New-home prices in the four first-tier cities — Beijing, Shanghai, Guangzhou and Shenzhen — remained flat month-on-month in October, while the growth rate for prices for existing homes dropped to 0.2%, according to the National Bureau of Statistics on Thursday.
The growth rates for new- and existing-home prices in second-tier cities declined to 1% and 0.3% respectively, while the rates in 35 third-tier cities grew to 1.1% and 0.5%, the data show.
In the first 10 months of the year, the average growth rate of new-home prices in first-tier cities was 0.2%, down 11.7 percentage points year-on-year. The growth rate in second-tier cities was 6.8% over the January-October period, down 3.1 percentage points year-on-year, while the rate in third-tier cities was 7.3%, down 0.7 percentage points.
Analysts said that the stronger growth in third-tier cities will eventually weaken, as the government will eventually have to ease off on investment-led shantytown redevelopment projects.
“Despite stable property price inflation in October, we expect the property sector to cool significantly in 2019, as tightening measures in large cities will not be reversed quickly unless there are signs of a sharp decline, and support from PSL (pledged supplementary lending) to lower-tier cities cannot continue indefinitely,” according to research by Nomura on Thursday.

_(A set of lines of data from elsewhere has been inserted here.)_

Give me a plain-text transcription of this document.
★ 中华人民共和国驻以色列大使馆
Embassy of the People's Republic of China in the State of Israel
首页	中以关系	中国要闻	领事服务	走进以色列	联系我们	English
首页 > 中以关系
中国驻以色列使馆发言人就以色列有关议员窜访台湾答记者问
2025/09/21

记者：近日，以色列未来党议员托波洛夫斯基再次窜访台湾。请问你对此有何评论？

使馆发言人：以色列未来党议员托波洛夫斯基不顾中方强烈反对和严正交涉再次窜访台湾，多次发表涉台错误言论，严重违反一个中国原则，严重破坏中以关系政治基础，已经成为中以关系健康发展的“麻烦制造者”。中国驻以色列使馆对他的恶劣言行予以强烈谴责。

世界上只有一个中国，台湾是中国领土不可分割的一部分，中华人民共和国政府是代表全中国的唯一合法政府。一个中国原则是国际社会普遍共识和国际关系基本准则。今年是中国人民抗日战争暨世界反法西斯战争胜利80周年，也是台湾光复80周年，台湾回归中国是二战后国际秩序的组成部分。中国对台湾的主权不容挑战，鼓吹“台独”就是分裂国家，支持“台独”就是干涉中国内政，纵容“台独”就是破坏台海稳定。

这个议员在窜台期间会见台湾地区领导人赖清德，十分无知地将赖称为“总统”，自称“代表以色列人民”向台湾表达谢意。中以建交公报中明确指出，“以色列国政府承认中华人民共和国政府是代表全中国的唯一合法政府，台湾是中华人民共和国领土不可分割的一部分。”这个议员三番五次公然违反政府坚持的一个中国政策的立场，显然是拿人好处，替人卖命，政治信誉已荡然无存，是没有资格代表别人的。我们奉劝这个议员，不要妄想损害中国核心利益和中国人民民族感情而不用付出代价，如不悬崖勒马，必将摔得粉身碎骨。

PSL is a way for central banks to increase the amount of cash in favored sectors by issuing pledged loans to commercial banks. Since 2015, the central bank has been relending money to policy banks, which the institutions have been then lending to local governments, which pass it on as compensation to residents whose homes are demolished during shantytown renovation projects.
PSL has been one of the major drivers of house-price growth in third- and fourth-tier cities, but experts expect the central government will gradually end PSL to shantytown redevelopment projects to better control housing prices.
The State Council, China’s cabinet, announced on Oct. 9 that cities and counties that are facing rapidly growing house prices should stop accepting PSL (link in Chinese) as soon as possible.
Cooling the property market has been a stated government aim since 2016 in the face of rapidly rising prices. For example, the average price of Beijing’s housing grew nearly fivefold over the last decade.
Investment in real estate development rose 9.7% year-on-year in the first 10 months, lower than the reading of 9.9% in the January-September period, according to NBS data released on Wednesday. Year-on-year growth in new property starts, which is seen as a leading indicator for the sector, slowed to 16.3% in the first 10 months from 16.4% in the first nine months.
China’s real estate market will face “a year of recession” in 2019, said China International Capital Corp., the largest state-backed investment bank in China, in a report Tuesday. This assessment reflects the chill in the market that property developers have already felt as they cut prices to promote sales and buy less land.